# Three dimensional matching expressed as SAT

The posting in the website Embedding SATISFIABILITY into 3-DIMENSIONAL MATCHING seeks $$3SAT$$ as a $$3$$ dimensional matching instance.

I am looking to solve the converse problem. How to solve three dimensional matching using SAT solvers?

I know 3dm is NP complete and so can be solved by SAT. How do you embed 3DM as a SAT instance to be solved by solvers?

You can express 3DM as SAT in several ways.

First, let us recall that in 3-dimensional matching we are given a list of triples $$T \subseteq X \times Y \times Z$$, consisting of triples $$(x_1,y_1,z_1),\ldots,(x_n,y_n,z_n)$$, and a number $$k$$, and the question is whether there are $$k$$ triples $$(x_{i_1},y_{i_1},z_{i_1}),\ldots,(x_{i_k},y_{i_k},z_{i_k})$$ such that $$x_{i_r} \neq x_{i_s}$$, $$y_{i_r} \neq y_{i_s}$$, $$z_{i_r} \neq z_{i_s}$$ for $$r \neq s$$.

Unary encoding

For every $$1 \leq r \leq k$$ and $$1 \leq i \leq n$$ we have a variable $$t_{r,i}$$, whose meaning is "$$i_r = i$$".

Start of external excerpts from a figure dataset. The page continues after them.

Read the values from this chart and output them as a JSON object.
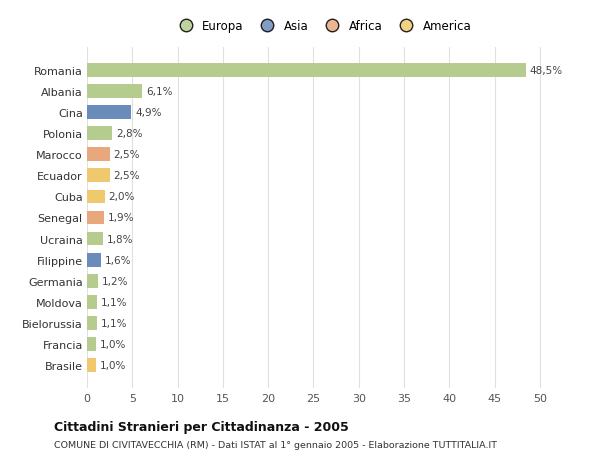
{
  "countries": [
    "Romania",
    "Albania",
    "Cina",
    "Polonia",
    "Marocco",
    "Ecuador",
    "Cuba",
    "Senegal",
    "Ucraina",
    "Filippine",
    "Germania",
    "Moldova",
    "Bielorussia",
    "Francia",
    "Brasile"
  ],
  "values": [
    48.5,
    6.1,
    4.9,
    2.8,
    2.5,
    2.5,
    2.0,
    1.9,
    1.8,
    1.6,
    1.2,
    1.1,
    1.1,
    1.0,
    1.0
  ],
  "bar_colors": [
    "#b5cc8e",
    "#b5cc8e",
    "#6b8cba",
    "#b5cc8e",
    "#e8a87c",
    "#f0c96e",
    "#f0c96e",
    "#e8a87c",
    "#b5cc8e",
    "#6b8cba",
    "#b5cc8e",
    "#b5cc8e",
    "#b5cc8e",
    "#b5cc8e",
    "#f0c96e"
  ],
  "legend_labels": [
    "Europa",
    "Asia",
    "Africa",
    "America"
  ],
  "legend_colors": [
    "#b5cc8e",
    "#6b8cba",
    "#e8a87c",
    "#f0c96e"
  ],
  "title": "Cittadini Stranieri per Cittadinanza - 2005",
  "subtitle": "COMUNE DI CIVITAVECCHIA (RM) - Dati ISTAT al 1° gennaio 2005 - Elaborazione TUTTITALIA.IT",
  "xlim": [
    0,
    52
  ],
  "xticks": [
    0,
    5,
    10,
    15,
    20,
    25,
    30,
    35,
    40,
    45,
    50
  ],
  "background_color": "#ffffff",
  "grid_color": "#e0e0e0"
}
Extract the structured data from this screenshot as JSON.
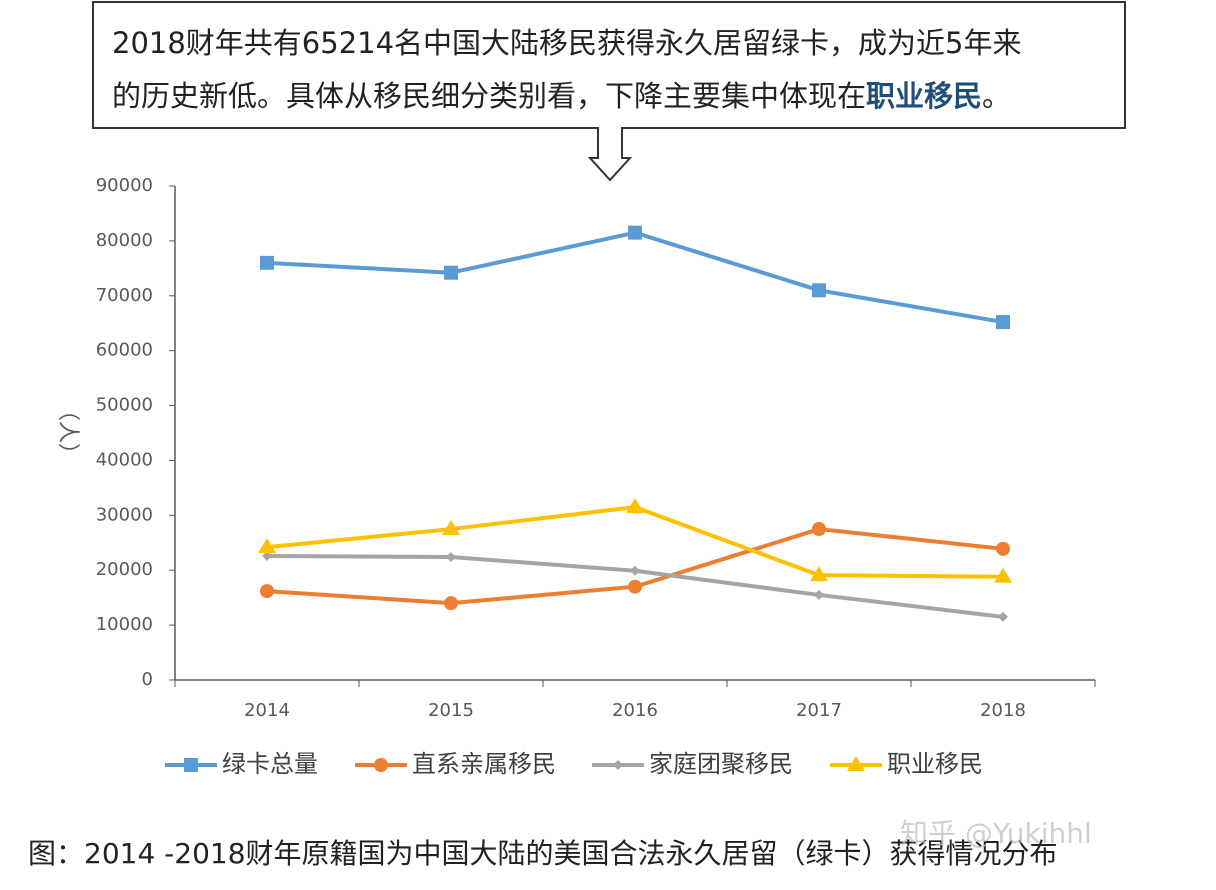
{
  "chart_data": {
    "type": "line",
    "callout": {
      "line1": "2018财年共有65214名中国大陆移民获得永久居留绿卡，成为近5年来",
      "line2": "的历史新低。具体从移民细分类别看，下降主要集中体现在",
      "highlight": "职业移民",
      "end": "。"
    },
    "y_label": "（人）",
    "caption": "图：2014 -2018财年原籍国为中国大陆的美国合法永久居留（绿卡）获得情况分布",
    "watermark": "知乎 @Yukihhl",
    "categories": [
      "2014",
      "2015",
      "2016",
      "2017",
      "2018"
    ],
    "series": [
      {
        "name": "绿卡总量",
        "color": "#5b9bd5",
        "marker": "square",
        "values": [
          76000,
          74200,
          81500,
          71000,
          65214
        ]
      },
      {
        "name": "直系亲属移民",
        "color": "#ed7d31",
        "marker": "circle",
        "values": [
          16200,
          14000,
          17000,
          27500,
          23900
        ]
      },
      {
        "name": "家庭团聚移民",
        "color": "#a5a5a5",
        "marker": "diamond",
        "values": [
          22600,
          22400,
          19900,
          15500,
          11500
        ]
      },
      {
        "name": "职业移民",
        "color": "#ffc000",
        "marker": "triangle",
        "values": [
          24200,
          27500,
          31500,
          19100,
          18800
        ]
      }
    ],
    "ylim": [
      0,
      90000
    ],
    "yticks": [
      0,
      10000,
      20000,
      30000,
      40000,
      50000,
      60000,
      70000,
      80000,
      90000
    ],
    "grid": false
  }
}
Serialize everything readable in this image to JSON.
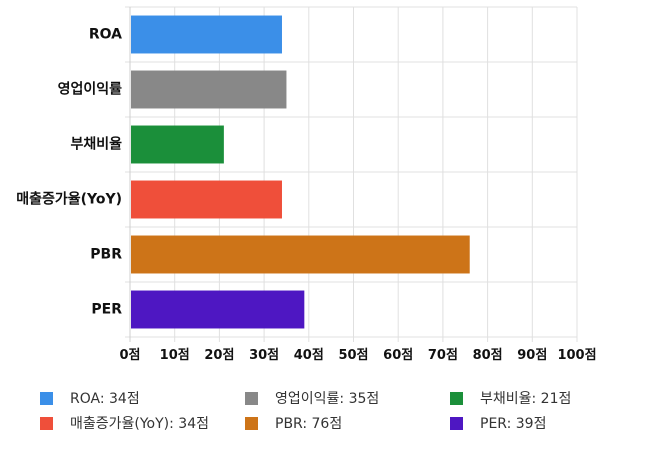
{
  "chart_data": {
    "type": "bar",
    "orientation": "horizontal",
    "categories": [
      "ROA",
      "영업이익률",
      "부채비율",
      "매출증가율(YoY)",
      "PBR",
      "PER"
    ],
    "values": [
      34,
      35,
      21,
      34,
      76,
      39
    ],
    "colors": [
      "#3b8fe8",
      "#888888",
      "#1b8f3a",
      "#ef4f3a",
      "#cd7418",
      "#4e17c2"
    ],
    "xlim": [
      0,
      100
    ],
    "x_ticks": [
      "0점",
      "10점",
      "20점",
      "30점",
      "40점",
      "50점",
      "60점",
      "70점",
      "80점",
      "90점",
      "100점"
    ],
    "grid": true,
    "legend_position": "bottom",
    "legend": [
      "ROA: 34점",
      "영업이익률: 35점",
      "부채비율: 21점",
      "매출증가율(YoY): 34점",
      "PBR: 76점",
      "PER: 39점"
    ]
  }
}
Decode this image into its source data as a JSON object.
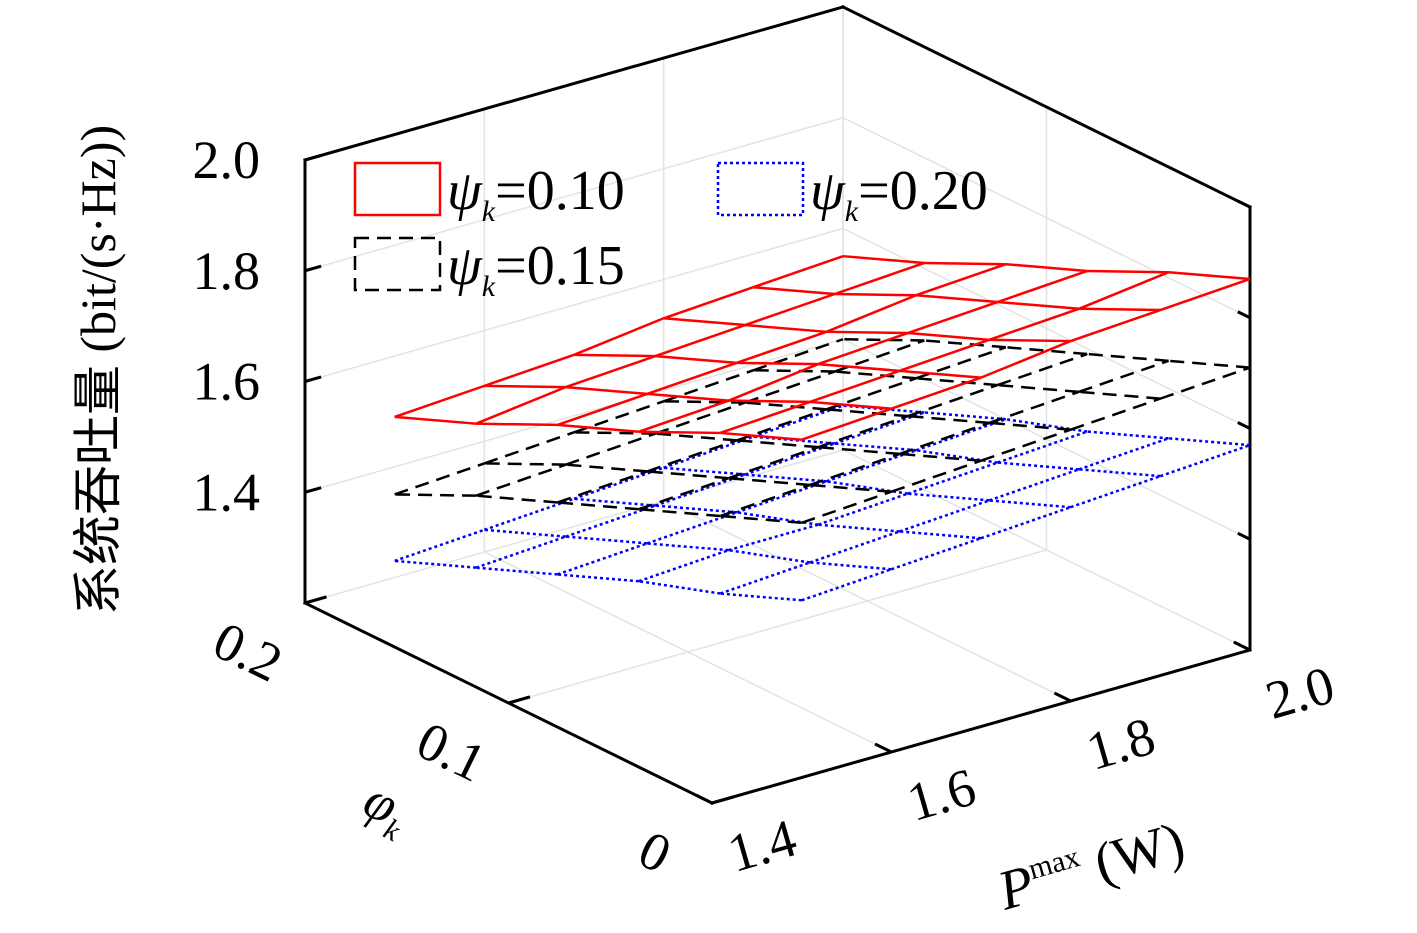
{
  "chart_data": {
    "type": "mesh3d",
    "x_label": {
      "symbol": "P",
      "superscript": "max",
      "unit": "(W)"
    },
    "y_label": {
      "symbol": "φ",
      "subscript": "k"
    },
    "z_label": "系统吞吐量 (bit/(s·Hz))",
    "x": [
      1.5,
      1.6,
      1.7,
      1.8,
      1.9,
      2.0
    ],
    "y": [
      0,
      0.04,
      0.08,
      0.12,
      0.16,
      0.2
    ],
    "xlim": [
      1.4,
      2.0
    ],
    "xticks": [
      1.4,
      1.6,
      1.8,
      {
        "value": 2,
        "label": "2.0"
      }
    ],
    "ylim": [
      0,
      0.2
    ],
    "yticks": [
      0,
      0.1,
      0.2
    ],
    "zlim": [
      1.2,
      2.0
    ],
    "zticks": [
      1.4,
      1.6,
      1.8,
      {
        "value": 2,
        "label": "2.0"
      }
    ],
    "grid": true,
    "legend": "upper left",
    "series": [
      {
        "name": {
          "symbol": "ψ",
          "subscript": "k",
          "value": "=0.10"
        },
        "color": "#ff0000",
        "dash": "solid",
        "z": [
          [
            1.81,
            1.82,
            1.83,
            1.85,
            1.86,
            1.87
          ],
          [
            1.75,
            1.76,
            1.77,
            1.78,
            1.79,
            1.81
          ],
          [
            1.68,
            1.69,
            1.71,
            1.72,
            1.73,
            1.74
          ],
          [
            1.62,
            1.63,
            1.64,
            1.65,
            1.67,
            1.68
          ],
          [
            1.55,
            1.57,
            1.58,
            1.59,
            1.6,
            1.61
          ],
          [
            1.49,
            1.5,
            1.51,
            1.53,
            1.54,
            1.55
          ]
        ]
      },
      {
        "name": {
          "symbol": "ψ",
          "subscript": "k",
          "value": "=0.15"
        },
        "color": "#000000",
        "dash": "dashed",
        "z": [
          [
            1.66,
            1.67,
            1.68,
            1.69,
            1.7,
            1.71
          ],
          [
            1.6,
            1.61,
            1.62,
            1.63,
            1.64,
            1.65
          ],
          [
            1.54,
            1.55,
            1.56,
            1.57,
            1.58,
            1.59
          ],
          [
            1.48,
            1.49,
            1.5,
            1.51,
            1.52,
            1.53
          ],
          [
            1.42,
            1.43,
            1.44,
            1.45,
            1.46,
            1.47
          ],
          [
            1.35,
            1.36,
            1.37,
            1.38,
            1.39,
            1.4
          ]
        ]
      },
      {
        "name": {
          "symbol": "ψ",
          "subscript": "k",
          "value": "=0.20"
        },
        "color": "#0000ff",
        "dash": "dotted",
        "z": [
          [
            1.52,
            1.53,
            1.54,
            1.55,
            1.56,
            1.57
          ],
          [
            1.46,
            1.47,
            1.48,
            1.49,
            1.5,
            1.51
          ],
          [
            1.41,
            1.42,
            1.42,
            1.43,
            1.44,
            1.45
          ],
          [
            1.35,
            1.36,
            1.37,
            1.38,
            1.39,
            1.4
          ],
          [
            1.29,
            1.3,
            1.31,
            1.32,
            1.33,
            1.34
          ],
          [
            1.23,
            1.24,
            1.25,
            1.26,
            1.27,
            1.28
          ]
        ]
      }
    ]
  }
}
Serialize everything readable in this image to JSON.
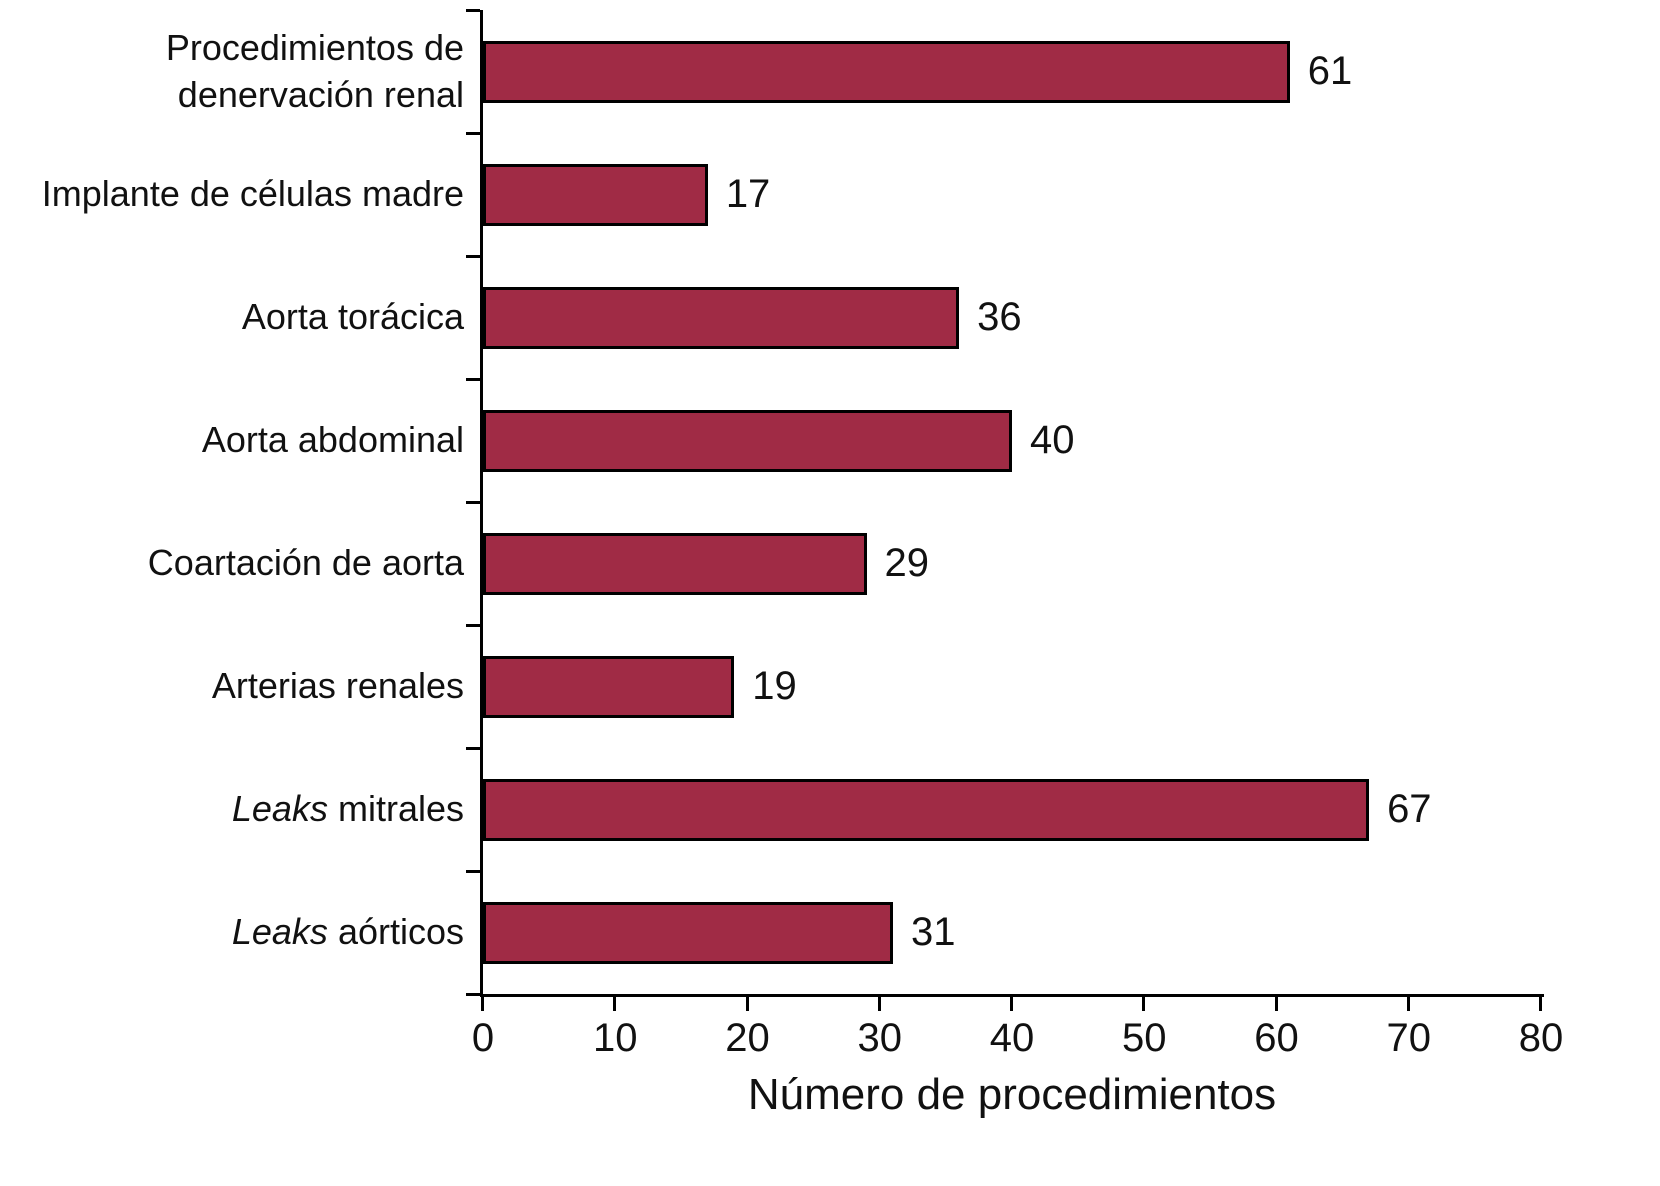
{
  "chart_data": {
    "type": "bar",
    "orientation": "horizontal",
    "title": "",
    "xlabel": "Número de procedimientos",
    "ylabel": "",
    "xlim": [
      0,
      80
    ],
    "xticks": [
      0,
      10,
      20,
      30,
      40,
      50,
      60,
      70,
      80
    ],
    "grid": false,
    "legend": false,
    "value_labels_shown": true,
    "bar_color": "#a02b45",
    "bar_border_color": "#000000",
    "categories": [
      [
        {
          "text": "Procedimientos de denervación renal",
          "italic": false
        }
      ],
      [
        {
          "text": "Implante de células madre",
          "italic": false
        }
      ],
      [
        {
          "text": "Aorta torácica",
          "italic": false
        }
      ],
      [
        {
          "text": "Aorta abdominal",
          "italic": false
        }
      ],
      [
        {
          "text": "Coartación de aorta",
          "italic": false
        }
      ],
      [
        {
          "text": "Arterias renales",
          "italic": false
        }
      ],
      [
        {
          "text": "Leaks",
          "italic": true
        },
        {
          "text": " mitrales",
          "italic": false
        }
      ],
      [
        {
          "text": "Leaks",
          "italic": true
        },
        {
          "text": " aórticos",
          "italic": false
        }
      ]
    ],
    "values": [
      61,
      17,
      36,
      40,
      29,
      19,
      67,
      31
    ]
  }
}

For every $$1 \leq r \leq k$$, we have the constraint $$\bigvee_{i=1}^n t_{r,i},$$ stating that some triple must be the $$r$$'th triple.

For every $$r \neq s$$ and $$i,j$$ (possibly $$i=j$$) such that $$x_i = x_j$$, or $$y_i = y_j$$, or $$z_i = z_j$$, we have the constraint $$\lnot t_{r,i} \lor \lnot t_{s,j},$$ stating that you cannot choose both the $$i$$'th triple and the $$j$$'th triple (when $$i = j$$, that you cannot choose the same triple twice).

Binary encoding

Let $$\ell = \lceil \log_2 n \rceil$$. For every $$1 \leq r \leq k$$ we have an $$\ell$$-tuple of variables $$\vec{t}_r$$ which encodes the index of the $$r$$'th triple. The constraints are:

• For all $$r$$, clauses encoding "$$\vec{t}_r \leq n$$". This can be encoded using at most $$\ell$$ clauses (for each $$r$$).
• For all $$r \neq s$$ and $$i,j$$ as in unary encoding, a clause encoding "$$\vec{t}_r \neq i$$ or $$\vec{t}_s \neq j$$".

I'll let you work out how to express these as clauses.